If you are going to research in person, generally there are indexes available to help track down the exact pages of the register on which the event in question can be found. Of course, traveling to Germany to research in person may not be possible for you. In this case you will still want to find the exact location of the records you need and then contact the archive that has the record to request it send a copy to you. The staff archivist will fulfill your request, though it may take some time. You’ll generally receive a quick response if you have a general query asking for confirmation of the types of records they have (in terms of places and time periods you are seeking). However, if you request a specific record you may have a bit of a wait. You’ll typically receive an acknowledgment of your specific request within a week, but the copies of the documents you requested will come weeks or months later. In most cases, the archivists will do the work first and bill you; fees vary by each state but can be as high as fifteen dollars a document. Some archives will send electronic versions of the documents as e-mail attachments instead of sending paper copies. The appendices include a sample request letter that you can copy and send to a German archivist. You’ll find the letter written in both German and English. More and more German archivists are now using e-mail (in which case you can simply send the a version of the sample letter in this book as an e-mail), especially for initial communications to ensure the archive has the requested record set.
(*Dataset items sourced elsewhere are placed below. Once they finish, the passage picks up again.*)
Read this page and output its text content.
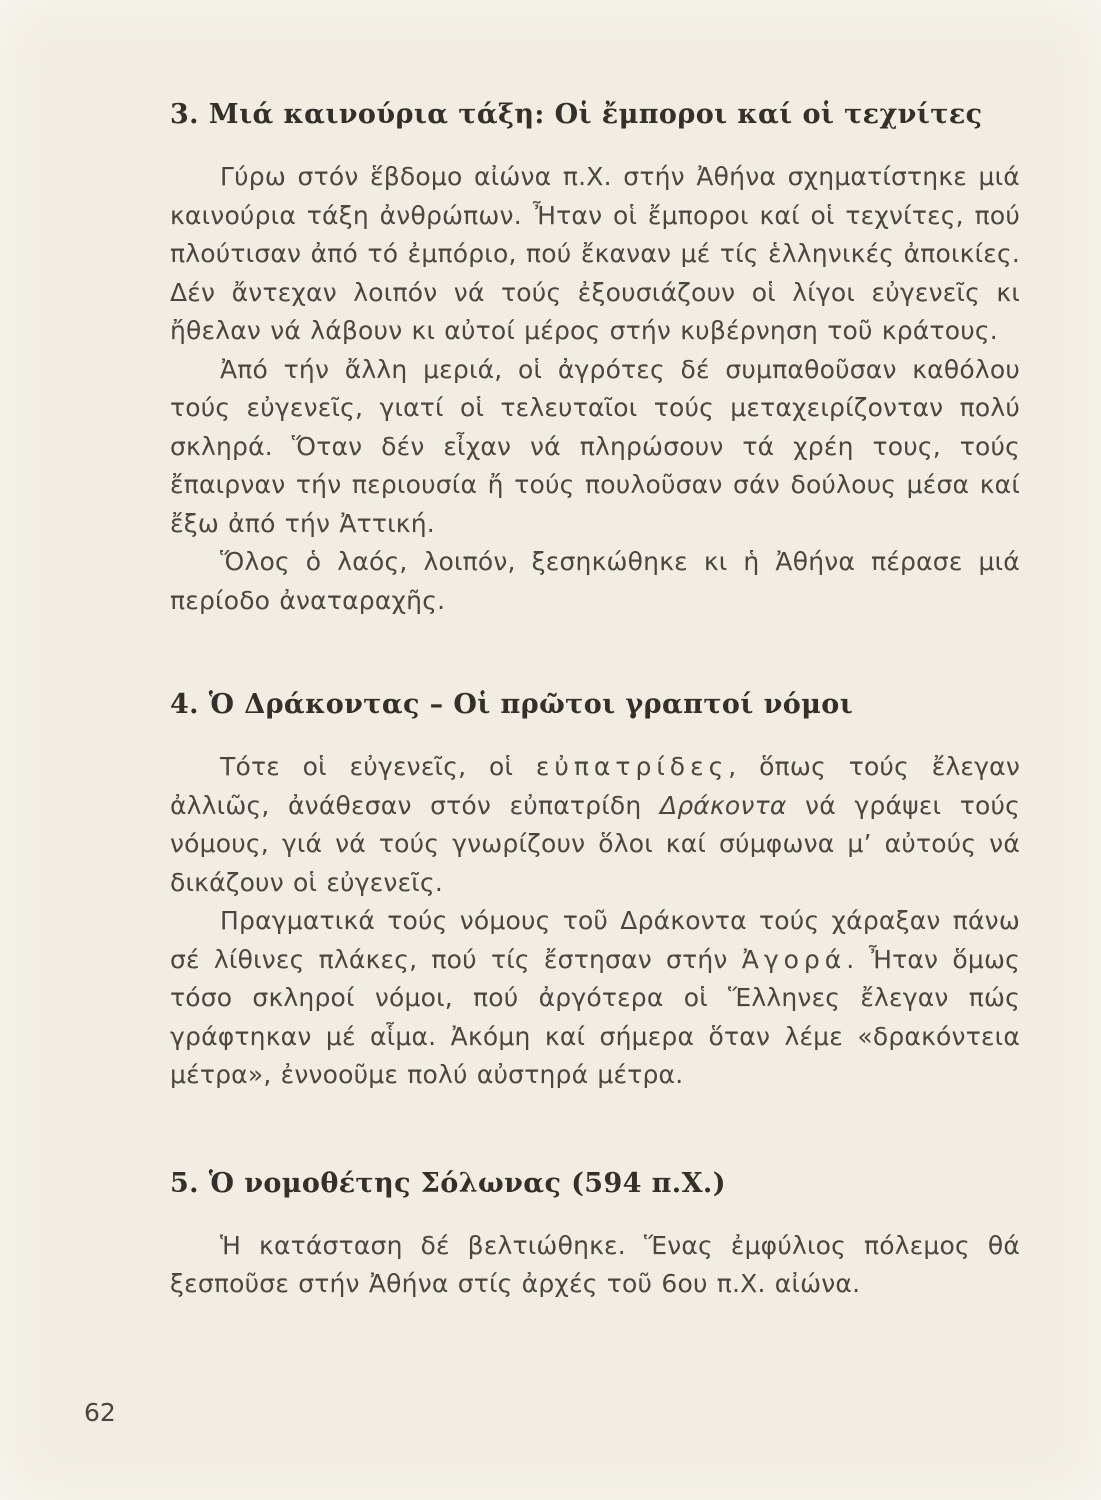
3. Μιά καινούρια τάξη: Οἱ ἔμποροι καί οἱ τεχνίτες

Γύρω στόν ἕβδομο αἰώνα π.Χ. στήν Ἀθήνα σχηματίστηκε μιά καινούρια τάξη ἀνθρώπων. Ἦταν οἱ ἔμποροι καί οἱ τεχνίτες, πού πλούτισαν ἀπό τό ἐμπόριο, πού ἔκαναν μέ τίς ἑλληνικές ἀποικίες. Δέν ἄντεχαν λοιπόν νά τούς ἐξουσιάζουν οἱ λίγοι εὐγενεῖς κι ἤθελαν νά λάβουν κι αὐτοί μέρος στήν κυβέρνηση τοῦ κράτους.

Ἀπό τήν ἄλλη μεριά, οἱ ἀγρότες δέ συμπαθοῦσαν καθόλου τούς εὐγενεῖς, γιατί οἱ τελευταῖοι τούς μεταχειρίζονταν πολύ σκληρά. Ὅταν δέν εἶχαν νά πληρώσουν τά χρέη τους, τούς ἔπαιρναν τήν περιουσία ἤ τούς πουλοῦσαν σάν δούλους μέσα καί ἔξω ἀπό τήν Ἀττική.

Ὅλος ὁ λαός, λοιπόν, ξεσηκώθηκε κι ἡ Ἀθήνα πέρασε μιά περίοδο ἀναταραχῆς.

4. Ὁ Δράκοντας – Οἱ πρῶτοι γραπτοί νόμοι

Τότε οἱ εὐγενεῖς, οἱ εὐπατρίδες, ὅπως τούς ἔλεγαν ἀλλιῶς, ἀνάθεσαν στόν εὐπατρίδη Δράκοντα νά γράψει τούς νόμους, γιά νά τούς γνωρίζουν ὅλοι καί σύμφωνα μ’ αὐτούς νά δικάζουν οἱ εὐγενεῖς.

Πραγματικά τούς νόμους τοῦ Δράκοντα τούς χάραξαν πάνω σέ λίθινες πλάκες, πού τίς ἔστησαν στήν Ἀγορά. Ἦταν ὅμως τόσο σκληροί νόμοι, πού ἀργότερα οἱ Ἕλληνες ἔλεγαν πώς γράφτηκαν μέ αἷμα. Ἀκόμη καί σήμερα ὅταν λέμε «δρακόντεια μέτρα», ἐννοοῦμε πολύ αὐστηρά μέτρα.

5. Ὁ νομοθέτης Σόλωνας (594 π.Χ.)

Ἡ κατάσταση δέ βελτιώθηκε. Ἕνας ἐμφύλιος πόλεμος θά ξεσποῦσε στήν Ἀθήνα στίς ἀρχές τοῦ 6ου π.Χ. αἰώνα.

62
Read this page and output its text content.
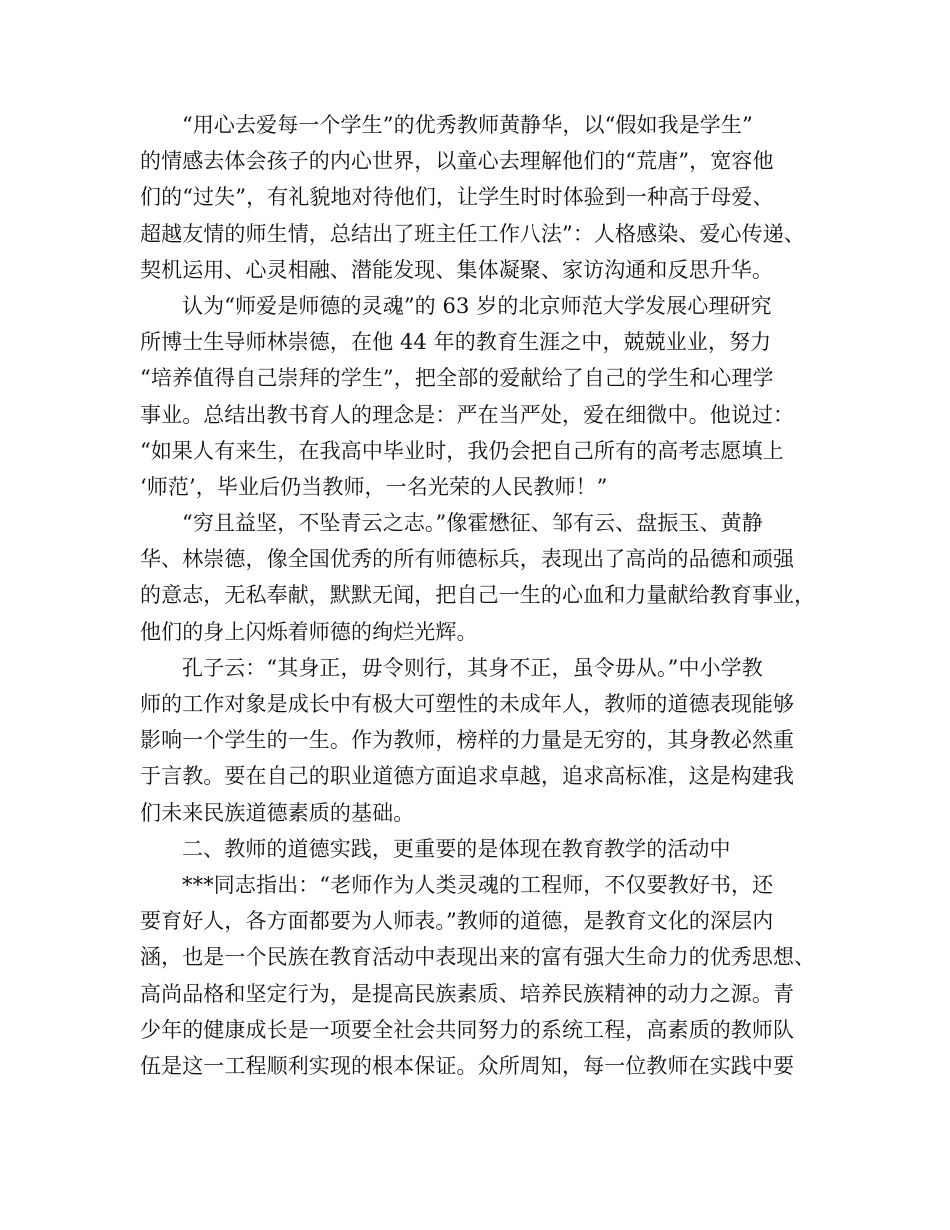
“用心去爱每一个学生”的优秀教师黄静华，以“假如我是学生”
的情感去体会孩子的内心世界，以童心去理解他们的“荒唐”，宽容他
们的“过失”，有礼貌地对待他们，让学生时时体验到一种高于母爱、
超越友情的师生情，总结出了班主任工作八法”：人格感染、爱心传递、
契机运用、心灵相融、潜能发现、集体凝聚、家访沟通和反思升华。
认为“师爱是师德的灵魂”的 63 岁的北京师范大学发展心理研究
所博士生导师林崇德，在他 44 年的教育生涯之中，兢兢业业，努力
“培养值得自己崇拜的学生”，把全部的爱献给了自己的学生和心理学
事业。总结出教书育人的理念是：严在当严处，爱在细微中。他说过：
“如果人有来生，在我高中毕业时，我仍会把自己所有的高考志愿填上
‘师范’，毕业后仍当教师，一名光荣的人民教师！”
“穷且益坚，不坠青云之志。”像霍懋征、邹有云、盘振玉、黄静
华、林崇德，像全国优秀的所有师德标兵，表现出了高尚的品德和顽强
的意志，无私奉献，默默无闻，把自己一生的心血和力量献给教育事业，
他们的身上闪烁着师德的绚烂光辉。
孔子云：“其身正，毋令则行，其身不正，虽令毋从。”中小学教
师的工作对象是成长中有极大可塑性的未成年人，教师的道德表现能够
影响一个学生的一生。作为教师，榜样的力量是无穷的，其身教必然重
于言教。要在自己的职业道德方面追求卓越，追求高标准，这是构建我
们未来民族道德素质的基础。
二、教师的道德实践，更重要的是体现在教育教学的活动中
***同志指出：“老师作为人类灵魂的工程师，不仅要教好书，还
要育好人，各方面都要为人师表。”教师的道德，是教育文化的深层内
涵，也是一个民族在教育活动中表现出来的富有强大生命力的优秀思想、
高尚品格和坚定行为，是提高民族素质、培养民族精神的动力之源。青
少年的健康成长是一项要全社会共同努力的系统工程，高素质的教师队
伍是这一工程顺利实现的根本保证。众所周知，每一位教师在实践中要
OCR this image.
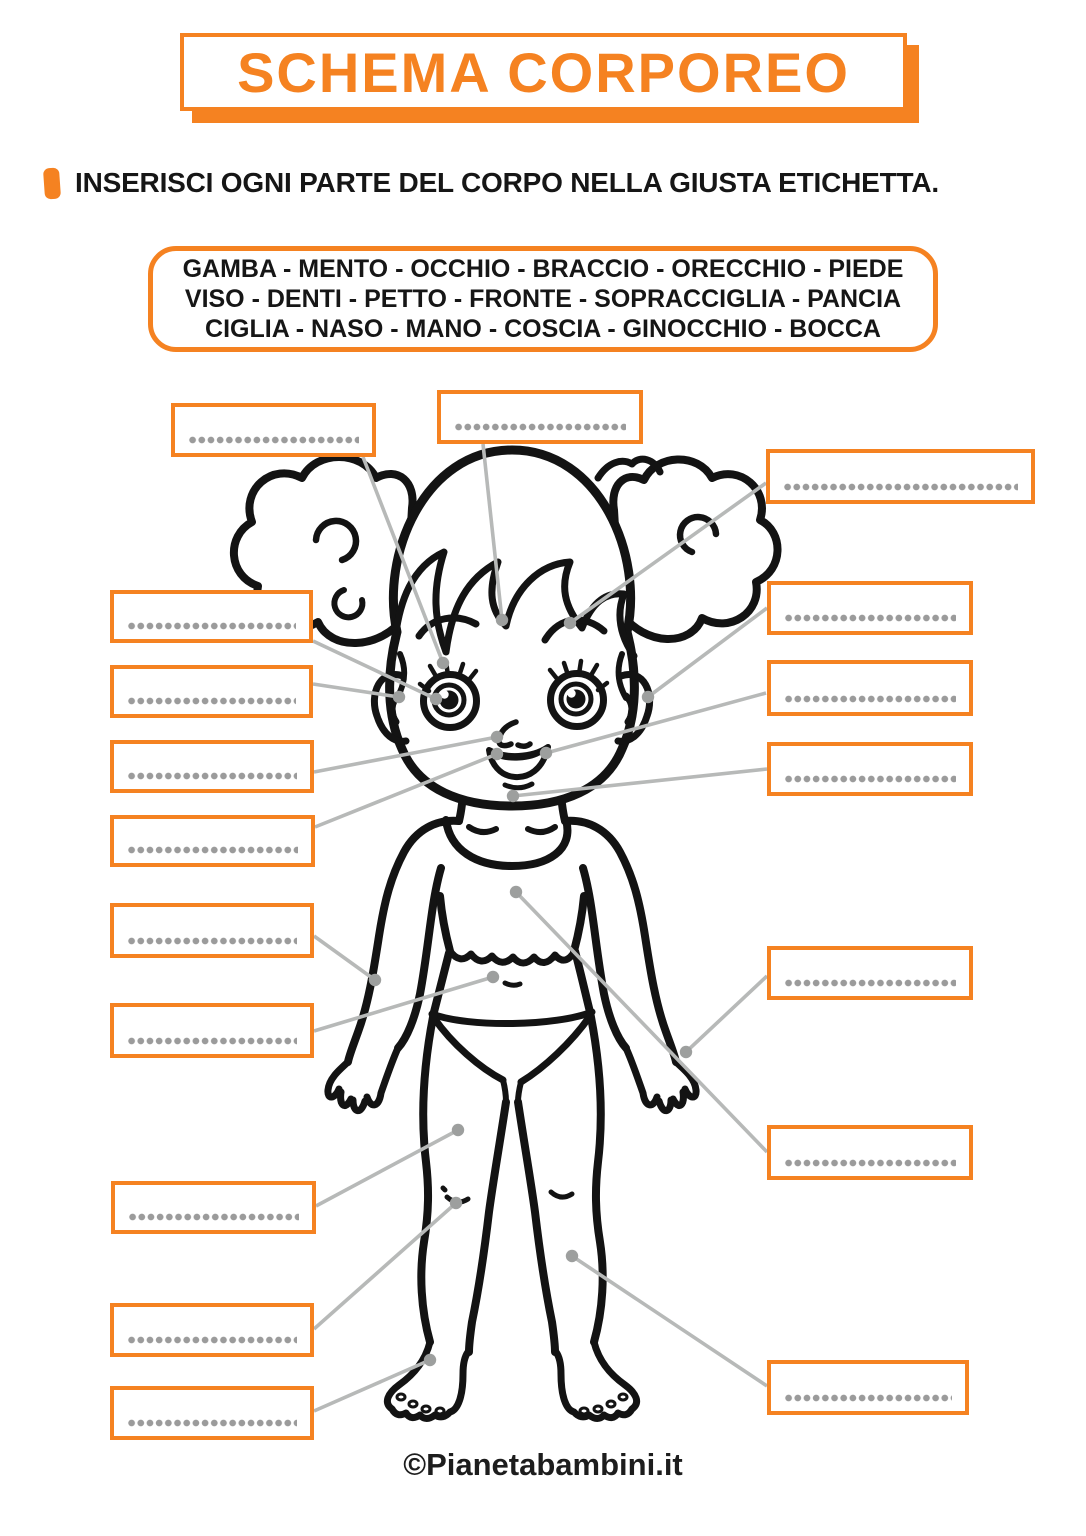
SCHEMA CORPOREO

INSERISCI OGNI PARTE DEL CORPO NELLA GIUSTA ETICHETTA.

GAMBA - MENTO - OCCHIO - BRACCIO - ORECCHIO - PIEDE
VISO - DENTI - PETTO - FRONTE - SOPRACCIGLIA - PANCIA
CIGLIA - NASO - MANO - COSCIA - GINOCCHIO - BOCCA
©Pianetabambini.it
Be aware that archivists often use international extract forms to fill records requests they receive from people who live foreign countries. Not all the information present in the original record may be copied onto the extract form. For example, marginal notes as well as other details from the record (such as parents’ names and residences in marriage records) may not be hand copied. If you are writing for a registration, courteously stress that you are requesting all information, even marginal notes.
Until recently, the empire-wide civil registration records were subject to privacy laws that limited release of the information to the person for whom the record was created as well as his or her parents, siblings, and direct descendants. Those who conducted research in Germany were required to sign a form stating that they would only look for information on direct-line ancestors.
Fortunately this situation changed with the implementation of Das Personenstandsrechtsreformgesetz (Civil Registration Reform Act), which turned the documents into public records available to anyone after the expiration of various blackout periods. The blackout periods for births is 110 years, 80 years for marriages, and 30 years for deaths. The old privacy restrictions still apply to records that fall within the blackout periods, unless it can be proven that all “participating parties” (child and parents for a birth record; both spouses for a marriage) have been deceased for at least thirty years.
In addition, the law also states that records that are now considered public due to age will be moved to the appropriate archives (Staatsarchiv or Kreisarchiv), which is also important because otherwise the records stayed only in each town in the Standesamt (registry office). You’ll find that both before and after the passage of the reform act, the stringency with which archivists enforce moving public records to Staatsarchiv or Kreisarchiv will vary from office to office. When you write to an archive or Standesamt for records, be sure to clearly state your relationship to the individual named in the records.